Relaxation always seemed a strange thing. My friends talked about times without activity, without thinking, without action, without feeling like they were missing something, and I never really understood why they craved it so much. Then again, maybe I’d just forgotten what that felt like. Pre-school, elementary school, middle school, high school, college, and even the time leading up to my first reflection on this scholarship felt like a constantly accelerating blur of life. By getting the chance to just stop for a while, I remembered what it felt like to truly and wholly relax. It’s meant not planning out my life and taking advantage of the unexpected movie or trip to Newgrange or lecture on epidemiological studies of social networks. Simultaneously, that flexibility has led to liberation from the feeling that a constant connection to whoever wants to reach me is a necessity.
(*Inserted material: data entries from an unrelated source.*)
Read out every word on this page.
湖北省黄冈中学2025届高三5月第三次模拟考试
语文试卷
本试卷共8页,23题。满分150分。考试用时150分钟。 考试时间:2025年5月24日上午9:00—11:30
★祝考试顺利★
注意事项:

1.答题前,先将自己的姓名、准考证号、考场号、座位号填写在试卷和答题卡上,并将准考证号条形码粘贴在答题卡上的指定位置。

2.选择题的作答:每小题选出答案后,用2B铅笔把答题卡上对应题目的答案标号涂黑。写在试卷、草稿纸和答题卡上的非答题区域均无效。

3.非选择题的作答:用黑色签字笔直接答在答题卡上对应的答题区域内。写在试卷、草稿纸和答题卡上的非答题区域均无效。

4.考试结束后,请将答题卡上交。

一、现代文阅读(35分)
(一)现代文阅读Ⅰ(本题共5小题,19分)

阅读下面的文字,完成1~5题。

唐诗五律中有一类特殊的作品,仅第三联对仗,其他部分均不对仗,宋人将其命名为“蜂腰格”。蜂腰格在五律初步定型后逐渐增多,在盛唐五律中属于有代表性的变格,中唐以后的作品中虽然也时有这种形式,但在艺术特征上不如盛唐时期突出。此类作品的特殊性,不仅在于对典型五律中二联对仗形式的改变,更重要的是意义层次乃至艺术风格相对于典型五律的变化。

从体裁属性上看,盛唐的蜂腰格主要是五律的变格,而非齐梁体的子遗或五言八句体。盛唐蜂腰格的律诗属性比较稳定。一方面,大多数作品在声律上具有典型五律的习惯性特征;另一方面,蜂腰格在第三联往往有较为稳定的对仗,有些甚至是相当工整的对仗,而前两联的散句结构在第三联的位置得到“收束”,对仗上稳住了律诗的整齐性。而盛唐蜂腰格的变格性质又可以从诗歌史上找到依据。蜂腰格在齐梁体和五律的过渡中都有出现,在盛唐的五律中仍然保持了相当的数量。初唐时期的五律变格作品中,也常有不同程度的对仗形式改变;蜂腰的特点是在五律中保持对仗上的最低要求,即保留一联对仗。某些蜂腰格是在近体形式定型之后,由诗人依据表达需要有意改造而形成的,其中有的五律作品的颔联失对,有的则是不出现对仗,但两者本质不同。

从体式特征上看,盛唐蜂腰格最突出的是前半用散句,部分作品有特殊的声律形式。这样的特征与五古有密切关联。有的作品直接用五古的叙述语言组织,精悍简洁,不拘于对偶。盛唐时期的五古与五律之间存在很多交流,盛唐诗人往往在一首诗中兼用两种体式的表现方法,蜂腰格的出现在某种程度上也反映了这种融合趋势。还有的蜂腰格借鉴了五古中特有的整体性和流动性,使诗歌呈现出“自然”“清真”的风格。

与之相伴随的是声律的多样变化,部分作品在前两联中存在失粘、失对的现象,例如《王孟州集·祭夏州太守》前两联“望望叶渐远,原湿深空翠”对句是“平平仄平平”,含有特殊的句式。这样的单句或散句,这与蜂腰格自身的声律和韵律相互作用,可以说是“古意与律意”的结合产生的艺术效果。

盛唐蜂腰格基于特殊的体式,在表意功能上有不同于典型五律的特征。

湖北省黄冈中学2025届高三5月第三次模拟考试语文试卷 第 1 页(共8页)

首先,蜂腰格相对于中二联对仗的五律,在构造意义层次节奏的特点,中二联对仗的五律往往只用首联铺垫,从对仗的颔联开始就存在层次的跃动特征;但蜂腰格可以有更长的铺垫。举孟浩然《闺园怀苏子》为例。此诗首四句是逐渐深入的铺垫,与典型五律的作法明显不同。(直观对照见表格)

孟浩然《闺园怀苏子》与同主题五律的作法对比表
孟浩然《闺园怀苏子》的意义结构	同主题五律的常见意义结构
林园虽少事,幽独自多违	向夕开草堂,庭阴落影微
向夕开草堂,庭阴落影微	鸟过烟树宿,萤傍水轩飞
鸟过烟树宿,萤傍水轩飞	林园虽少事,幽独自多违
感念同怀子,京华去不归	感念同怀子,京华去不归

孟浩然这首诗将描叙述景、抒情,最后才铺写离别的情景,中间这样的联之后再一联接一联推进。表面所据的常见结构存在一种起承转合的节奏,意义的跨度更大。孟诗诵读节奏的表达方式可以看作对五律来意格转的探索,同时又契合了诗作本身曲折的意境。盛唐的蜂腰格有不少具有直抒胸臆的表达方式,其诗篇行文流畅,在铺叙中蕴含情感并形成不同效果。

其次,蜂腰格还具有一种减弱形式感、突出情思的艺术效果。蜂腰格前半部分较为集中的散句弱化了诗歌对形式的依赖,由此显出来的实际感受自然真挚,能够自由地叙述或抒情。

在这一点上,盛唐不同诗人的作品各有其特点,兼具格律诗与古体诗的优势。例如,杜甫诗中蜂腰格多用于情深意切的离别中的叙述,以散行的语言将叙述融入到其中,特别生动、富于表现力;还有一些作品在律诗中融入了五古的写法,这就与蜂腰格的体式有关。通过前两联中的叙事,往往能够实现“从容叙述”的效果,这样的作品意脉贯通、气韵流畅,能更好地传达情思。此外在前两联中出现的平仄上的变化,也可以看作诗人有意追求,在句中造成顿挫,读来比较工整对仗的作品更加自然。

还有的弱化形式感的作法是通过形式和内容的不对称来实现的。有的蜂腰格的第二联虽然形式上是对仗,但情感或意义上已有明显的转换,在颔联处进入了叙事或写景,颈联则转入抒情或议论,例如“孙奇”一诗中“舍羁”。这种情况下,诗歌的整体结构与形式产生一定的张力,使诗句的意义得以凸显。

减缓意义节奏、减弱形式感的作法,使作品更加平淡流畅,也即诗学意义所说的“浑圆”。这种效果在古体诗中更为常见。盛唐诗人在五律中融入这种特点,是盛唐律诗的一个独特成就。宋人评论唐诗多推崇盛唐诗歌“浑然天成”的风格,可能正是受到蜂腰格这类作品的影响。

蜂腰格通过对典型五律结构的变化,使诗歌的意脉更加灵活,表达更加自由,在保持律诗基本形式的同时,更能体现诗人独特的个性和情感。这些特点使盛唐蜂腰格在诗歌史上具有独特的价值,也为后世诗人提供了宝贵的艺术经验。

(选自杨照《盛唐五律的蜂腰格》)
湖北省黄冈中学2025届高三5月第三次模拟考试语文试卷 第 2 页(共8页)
Like many good things, that time is coming to an end, and I’ll be returning to a very different and increasingly connected world, one where each of us is expected to be constantly connected by cell phone, email, Blackberry, iPhone, or tin-can-and-string. Neuroscience tells us that these devices should increase stress in our lives because people are always looking for the best way to use their time. The easiest choices are those where there exists a clear answer, like laying in a lava pit or on a feather bed, and the hardest ones are those where the outcomes of choices cannot be well judged. By positing the current environment against the huge range of possible environments available to us electronically, we create situations where the best use of our finite attention is constantly impossible to judge.

That expectation leads friends to check their email by sneakily reaching into their pocket, pulling out a smartphone, face staring straight ahead as his eyes flit down to the screen held underneath the table, thinking that the rest of us somehow don’t notice. It means that we stop paying attention to the present reality, and begin to focus on an abstract reality where we are constantly evaluating whether those trying to contact us through the ether are more important than those physically around us. We become disconnected from our surroundings as our mental focus flits across the world and across the spectrum of ideas.

There are times where this is negative, but those are counterbalanced with positives: connecting families with video chat across oceans, enabling students to access libraries across the world in full text, and even enabling revolution. That said, this constant connection means we can never truly relax because there might be someone or something out there that is more important than who we are with or what we are doing.

Being able to disconnect has been enlightening. I can focus better and longer without responding to the most recent email or text. I don’t feel that wrenching in my stomach whenever my cellphone dies as I wonder if someone will call me about that really important thing that can’t wait. It means that I can go for a few days without checking email and surprise myself at not missing anything. It means I don’t feel some bit of the stress of modern, connected, urban life.

It disappoints me to possibly be shifting away from this relaxation and disconnection. I feel reminders in things like the phantom phone buzz, a well-studied phenomenon where you think your phone has gotten a text because you feel vibrations in the area where your phone usually is, even if you don’t have it with you. I periodically need to stop myself from compulsively checking email, waiting for those that will determine where I live and what I do this coming year. When I go do something spontaneous that keeps me away from the connected world, thoughts intrude that I might miss that important phone call or not respond to those seemingly pivotal emails fast enough.

In addition to so much else I have learned, I have had the opportunity to take a chance on the present and the immediate, and found that I didn’t know what I was missing.